Solche Eltern erwarten ohne Wenn und Aber, dass Kinder was aus ihrem Leben machen und einen soliden Beruf erlernen. Friseur zum Beispiel. Das Nachbarmädchen hatte gerade erst mit ihrer nicht gewollten Ausbildung begonnen, als sie nach einer durchzechten Nacht in unsere große Küche geschlichen kam und sich mit halb geschlossenen Augen und einer Vielzweckschere eine gefühlte Ewigkeit an meinem Kopf zu schaffen machte. Als sie fertig war und alle schwiegen, sagte sie zu mir: „Du hast Locken, da kann ich nichts dafür!“, und ging wieder nach Hause.

 

 

 

Meine Mutter legte das Poster von Kim Wilde, das sie zur Orientierung während des Schneidens hochgehalten hatte, wieder zusammen und sagte, bevor sie mir den Spiegel gab: „Keine Sorge, von hinten kannst du dich sehen lassen.“

 


 

 

Pop Art Frau mit gelben schulterlangen Haaren, blauen Augen, rotem Oberteil Perlenkette und Perlenohrring.

 

Jahre später stellte sich dann heraus, dass mein Haarschnitt noch sehr modern werden sollte. Vielleicht erinnert sich jemand an 1990, Fußballweltmeisterschaft. Und an die Frisur von Rudi Völler. Aber da waren meine Haare schon längst wieder gewachsen. Wenn ich heute in so einen Salon gehe, habe ich noch immer den heimlichen Wunsch, den Friseur zu fragen: „Haben Sie sich Ihren Beruf freiwillig ausgesucht oder wurden Sie von Eltern aus dem aufstrebenden linken Arbeitermilieu unter Druck gesetzt?“

 

Und sobald ich am Waschbecken sitze, habe ich noch einen Wunsch.
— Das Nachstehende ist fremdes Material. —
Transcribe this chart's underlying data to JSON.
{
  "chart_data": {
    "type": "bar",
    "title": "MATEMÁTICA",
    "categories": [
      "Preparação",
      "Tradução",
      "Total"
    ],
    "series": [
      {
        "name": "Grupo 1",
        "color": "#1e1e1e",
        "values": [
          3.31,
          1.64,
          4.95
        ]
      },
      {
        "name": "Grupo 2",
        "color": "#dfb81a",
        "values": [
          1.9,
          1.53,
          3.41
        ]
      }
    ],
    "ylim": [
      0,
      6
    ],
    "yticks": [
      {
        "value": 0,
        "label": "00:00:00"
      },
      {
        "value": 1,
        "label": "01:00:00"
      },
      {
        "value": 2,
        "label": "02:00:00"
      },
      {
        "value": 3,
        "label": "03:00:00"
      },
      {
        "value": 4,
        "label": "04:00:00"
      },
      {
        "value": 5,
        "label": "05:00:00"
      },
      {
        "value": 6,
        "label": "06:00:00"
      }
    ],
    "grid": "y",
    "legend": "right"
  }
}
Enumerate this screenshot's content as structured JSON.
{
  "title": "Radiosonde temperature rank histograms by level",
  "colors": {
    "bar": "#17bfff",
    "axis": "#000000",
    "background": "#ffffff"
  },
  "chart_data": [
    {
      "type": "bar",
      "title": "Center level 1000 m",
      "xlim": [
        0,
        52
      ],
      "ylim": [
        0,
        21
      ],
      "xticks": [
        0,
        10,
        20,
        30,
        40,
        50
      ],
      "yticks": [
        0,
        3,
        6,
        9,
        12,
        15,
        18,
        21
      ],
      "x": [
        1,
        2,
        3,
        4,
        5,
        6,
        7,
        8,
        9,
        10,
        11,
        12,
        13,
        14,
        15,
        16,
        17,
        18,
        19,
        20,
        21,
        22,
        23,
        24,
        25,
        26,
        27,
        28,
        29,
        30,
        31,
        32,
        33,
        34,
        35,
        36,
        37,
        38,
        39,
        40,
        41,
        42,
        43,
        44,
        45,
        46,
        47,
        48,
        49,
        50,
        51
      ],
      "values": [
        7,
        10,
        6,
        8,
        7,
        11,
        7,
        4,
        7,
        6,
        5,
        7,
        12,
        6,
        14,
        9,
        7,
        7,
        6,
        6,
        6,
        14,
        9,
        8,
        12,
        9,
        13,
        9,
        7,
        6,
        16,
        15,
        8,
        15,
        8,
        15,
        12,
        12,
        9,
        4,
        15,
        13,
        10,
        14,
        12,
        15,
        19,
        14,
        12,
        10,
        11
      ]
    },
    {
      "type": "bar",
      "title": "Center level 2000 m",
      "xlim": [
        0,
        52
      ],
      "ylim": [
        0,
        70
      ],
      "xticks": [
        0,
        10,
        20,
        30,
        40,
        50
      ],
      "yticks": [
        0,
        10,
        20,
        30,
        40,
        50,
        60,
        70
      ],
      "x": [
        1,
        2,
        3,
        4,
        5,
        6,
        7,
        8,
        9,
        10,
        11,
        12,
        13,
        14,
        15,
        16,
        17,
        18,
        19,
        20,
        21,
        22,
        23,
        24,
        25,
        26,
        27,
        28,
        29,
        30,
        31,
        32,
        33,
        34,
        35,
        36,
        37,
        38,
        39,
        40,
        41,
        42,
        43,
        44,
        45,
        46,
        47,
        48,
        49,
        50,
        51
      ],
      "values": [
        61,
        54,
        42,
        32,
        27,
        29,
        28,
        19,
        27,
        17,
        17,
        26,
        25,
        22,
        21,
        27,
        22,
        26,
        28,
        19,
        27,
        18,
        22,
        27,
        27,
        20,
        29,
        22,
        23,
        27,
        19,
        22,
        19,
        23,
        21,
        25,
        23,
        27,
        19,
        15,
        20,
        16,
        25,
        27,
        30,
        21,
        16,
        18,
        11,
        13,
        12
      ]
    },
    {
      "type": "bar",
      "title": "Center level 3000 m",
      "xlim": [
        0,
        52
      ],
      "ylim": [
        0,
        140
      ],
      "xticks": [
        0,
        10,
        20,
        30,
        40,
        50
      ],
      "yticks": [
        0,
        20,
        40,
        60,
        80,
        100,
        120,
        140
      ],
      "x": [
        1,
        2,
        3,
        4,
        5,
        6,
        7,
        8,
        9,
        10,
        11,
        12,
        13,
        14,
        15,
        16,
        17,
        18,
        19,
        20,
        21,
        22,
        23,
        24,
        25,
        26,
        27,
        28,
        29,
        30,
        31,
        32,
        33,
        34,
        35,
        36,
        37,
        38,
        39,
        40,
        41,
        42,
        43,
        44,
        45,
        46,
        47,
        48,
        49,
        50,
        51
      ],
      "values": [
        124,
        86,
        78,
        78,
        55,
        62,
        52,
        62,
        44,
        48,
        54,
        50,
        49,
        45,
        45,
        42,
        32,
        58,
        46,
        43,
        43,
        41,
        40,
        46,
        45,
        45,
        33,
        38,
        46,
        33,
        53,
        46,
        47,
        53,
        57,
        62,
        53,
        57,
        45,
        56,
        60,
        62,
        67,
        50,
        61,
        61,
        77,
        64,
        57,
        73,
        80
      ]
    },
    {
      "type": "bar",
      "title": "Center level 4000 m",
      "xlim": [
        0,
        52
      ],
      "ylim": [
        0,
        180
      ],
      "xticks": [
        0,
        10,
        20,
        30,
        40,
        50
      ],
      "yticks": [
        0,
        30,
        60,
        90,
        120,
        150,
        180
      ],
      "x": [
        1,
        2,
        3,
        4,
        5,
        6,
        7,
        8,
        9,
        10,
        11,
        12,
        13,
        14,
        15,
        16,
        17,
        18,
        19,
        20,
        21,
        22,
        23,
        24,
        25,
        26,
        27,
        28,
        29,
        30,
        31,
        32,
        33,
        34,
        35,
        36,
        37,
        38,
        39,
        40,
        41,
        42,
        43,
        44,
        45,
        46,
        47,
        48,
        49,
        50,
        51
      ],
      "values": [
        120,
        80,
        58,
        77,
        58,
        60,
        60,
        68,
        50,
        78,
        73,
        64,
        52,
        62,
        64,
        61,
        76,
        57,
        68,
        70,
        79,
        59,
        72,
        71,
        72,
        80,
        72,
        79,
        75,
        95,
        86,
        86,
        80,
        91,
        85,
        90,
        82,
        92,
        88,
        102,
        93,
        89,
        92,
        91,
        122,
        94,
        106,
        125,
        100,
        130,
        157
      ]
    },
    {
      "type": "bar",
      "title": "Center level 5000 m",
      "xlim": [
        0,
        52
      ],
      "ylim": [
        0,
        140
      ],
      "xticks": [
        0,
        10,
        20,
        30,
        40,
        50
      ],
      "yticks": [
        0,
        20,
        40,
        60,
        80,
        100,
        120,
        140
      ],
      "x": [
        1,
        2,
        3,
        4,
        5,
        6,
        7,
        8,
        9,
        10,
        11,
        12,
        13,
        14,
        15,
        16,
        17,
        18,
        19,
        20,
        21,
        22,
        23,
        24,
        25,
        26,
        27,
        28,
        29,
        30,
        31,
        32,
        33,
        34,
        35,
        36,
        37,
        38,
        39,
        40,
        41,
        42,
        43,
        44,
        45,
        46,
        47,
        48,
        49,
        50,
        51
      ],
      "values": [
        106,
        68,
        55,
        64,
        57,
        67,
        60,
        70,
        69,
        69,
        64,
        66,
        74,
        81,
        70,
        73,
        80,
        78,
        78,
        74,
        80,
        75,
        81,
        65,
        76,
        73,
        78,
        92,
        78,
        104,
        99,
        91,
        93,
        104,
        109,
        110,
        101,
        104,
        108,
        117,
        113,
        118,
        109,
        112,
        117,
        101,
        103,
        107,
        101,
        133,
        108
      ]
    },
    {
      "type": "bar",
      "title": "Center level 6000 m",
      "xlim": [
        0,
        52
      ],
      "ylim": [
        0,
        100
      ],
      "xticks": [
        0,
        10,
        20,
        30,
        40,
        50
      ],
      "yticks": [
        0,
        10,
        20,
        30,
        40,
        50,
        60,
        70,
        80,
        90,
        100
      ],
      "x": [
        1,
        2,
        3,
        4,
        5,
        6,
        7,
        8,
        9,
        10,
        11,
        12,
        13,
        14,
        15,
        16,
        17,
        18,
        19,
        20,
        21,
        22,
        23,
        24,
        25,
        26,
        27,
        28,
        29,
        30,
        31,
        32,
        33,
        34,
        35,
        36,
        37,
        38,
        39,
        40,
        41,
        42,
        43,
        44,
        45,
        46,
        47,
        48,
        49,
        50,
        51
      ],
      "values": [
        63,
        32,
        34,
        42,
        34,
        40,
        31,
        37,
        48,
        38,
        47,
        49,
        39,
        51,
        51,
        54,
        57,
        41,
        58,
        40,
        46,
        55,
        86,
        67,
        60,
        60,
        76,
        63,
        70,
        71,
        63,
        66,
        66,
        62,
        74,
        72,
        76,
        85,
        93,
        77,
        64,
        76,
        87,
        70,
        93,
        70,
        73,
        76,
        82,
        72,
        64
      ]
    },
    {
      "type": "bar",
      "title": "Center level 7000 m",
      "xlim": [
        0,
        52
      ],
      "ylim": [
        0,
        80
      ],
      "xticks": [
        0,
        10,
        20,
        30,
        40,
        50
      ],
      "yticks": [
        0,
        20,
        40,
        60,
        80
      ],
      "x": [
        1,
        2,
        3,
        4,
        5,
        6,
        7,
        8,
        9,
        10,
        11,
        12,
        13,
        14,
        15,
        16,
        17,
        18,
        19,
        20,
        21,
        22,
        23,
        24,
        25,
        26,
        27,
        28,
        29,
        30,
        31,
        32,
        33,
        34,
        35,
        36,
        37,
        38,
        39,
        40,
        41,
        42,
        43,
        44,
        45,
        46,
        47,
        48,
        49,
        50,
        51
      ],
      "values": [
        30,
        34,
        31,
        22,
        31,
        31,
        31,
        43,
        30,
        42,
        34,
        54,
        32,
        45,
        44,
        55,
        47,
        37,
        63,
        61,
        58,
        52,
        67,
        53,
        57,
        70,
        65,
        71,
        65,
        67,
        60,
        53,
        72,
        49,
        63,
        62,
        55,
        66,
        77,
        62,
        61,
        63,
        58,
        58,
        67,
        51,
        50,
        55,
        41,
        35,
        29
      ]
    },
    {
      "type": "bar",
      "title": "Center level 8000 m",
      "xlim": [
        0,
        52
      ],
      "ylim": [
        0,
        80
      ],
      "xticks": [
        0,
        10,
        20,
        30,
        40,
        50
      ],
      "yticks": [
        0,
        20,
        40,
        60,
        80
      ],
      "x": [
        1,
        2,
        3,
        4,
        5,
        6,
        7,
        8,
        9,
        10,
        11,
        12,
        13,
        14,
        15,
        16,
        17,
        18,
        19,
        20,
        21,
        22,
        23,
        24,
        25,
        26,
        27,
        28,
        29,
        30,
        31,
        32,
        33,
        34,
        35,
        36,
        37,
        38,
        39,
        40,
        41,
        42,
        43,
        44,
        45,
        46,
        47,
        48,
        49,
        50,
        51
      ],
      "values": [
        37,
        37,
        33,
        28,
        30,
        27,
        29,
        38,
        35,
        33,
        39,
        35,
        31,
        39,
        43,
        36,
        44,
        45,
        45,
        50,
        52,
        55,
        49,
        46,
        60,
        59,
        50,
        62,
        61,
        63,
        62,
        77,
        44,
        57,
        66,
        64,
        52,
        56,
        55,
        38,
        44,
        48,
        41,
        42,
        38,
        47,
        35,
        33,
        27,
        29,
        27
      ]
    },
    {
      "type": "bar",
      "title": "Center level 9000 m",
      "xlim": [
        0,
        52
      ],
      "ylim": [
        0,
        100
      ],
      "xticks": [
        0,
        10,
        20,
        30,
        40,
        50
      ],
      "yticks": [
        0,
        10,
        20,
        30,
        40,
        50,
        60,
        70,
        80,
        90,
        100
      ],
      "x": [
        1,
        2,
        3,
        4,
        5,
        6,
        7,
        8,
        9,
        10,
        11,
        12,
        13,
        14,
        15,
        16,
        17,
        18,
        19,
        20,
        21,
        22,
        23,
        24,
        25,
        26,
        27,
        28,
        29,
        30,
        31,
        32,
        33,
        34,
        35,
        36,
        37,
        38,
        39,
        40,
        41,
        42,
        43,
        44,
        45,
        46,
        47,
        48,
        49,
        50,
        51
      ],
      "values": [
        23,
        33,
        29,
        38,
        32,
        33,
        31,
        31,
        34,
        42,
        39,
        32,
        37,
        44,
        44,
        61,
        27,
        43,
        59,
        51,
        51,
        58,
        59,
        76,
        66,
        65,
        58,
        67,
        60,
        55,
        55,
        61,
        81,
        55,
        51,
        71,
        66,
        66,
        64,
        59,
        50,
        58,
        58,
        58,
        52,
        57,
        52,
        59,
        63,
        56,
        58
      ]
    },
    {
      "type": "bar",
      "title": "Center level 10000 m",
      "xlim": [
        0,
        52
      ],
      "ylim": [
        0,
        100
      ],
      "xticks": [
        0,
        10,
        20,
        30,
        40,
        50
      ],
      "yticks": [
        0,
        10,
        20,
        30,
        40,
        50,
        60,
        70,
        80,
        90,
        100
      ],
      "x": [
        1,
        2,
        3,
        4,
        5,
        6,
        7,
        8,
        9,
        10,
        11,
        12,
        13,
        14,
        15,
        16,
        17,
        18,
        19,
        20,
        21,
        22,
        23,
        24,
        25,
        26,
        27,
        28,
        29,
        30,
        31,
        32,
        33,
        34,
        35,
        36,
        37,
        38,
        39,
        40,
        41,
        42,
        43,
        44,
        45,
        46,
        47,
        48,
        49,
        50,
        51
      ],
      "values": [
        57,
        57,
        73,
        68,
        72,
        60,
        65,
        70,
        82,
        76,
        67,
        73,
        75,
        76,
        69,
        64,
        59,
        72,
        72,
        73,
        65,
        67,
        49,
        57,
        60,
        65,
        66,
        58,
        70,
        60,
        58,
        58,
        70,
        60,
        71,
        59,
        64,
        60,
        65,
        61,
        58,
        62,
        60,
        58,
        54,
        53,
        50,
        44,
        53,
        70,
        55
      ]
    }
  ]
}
Ich wünsche mir den ausziehbaren Hals von Madeline Ashton (die Frau mit dem Gewehr), um meinen schmerzenden Nacken zu entlasten. Ich möchte meinen Kopf am Becken ablegen und mit dem Körper ein paar andere Dinge erledigen oder einfach nur aufrecht und bequem sitzen.

Aber manchmal hab ich auch Glück, dann wird so ein Friseurbesuch zu einem unvergesslichen Augenblick. Wenn die Plätze zur rechten und zur linken Seite leer sind, wenn der Friseur in aller Ruhe seine Arbeit macht und im Hintergrund Musik erklingt. „Yesterday“ in einer mir bis dahin unbekannten Version von Ray Charles zum Beispiel.

Dann bin ich zum richtigen Zeitpunkt am richtigen Ort und weiß, das ist wahre Schönheit ohne Zaubertrank. Also die Musik von Ray Charles. Ich habe mir anschließend drei CDs von ihm gekauft und mein Lieblingslied ist „I believe to my soul“, irgendwie ein Liebeslied. Aber das ist ein anderes Thema.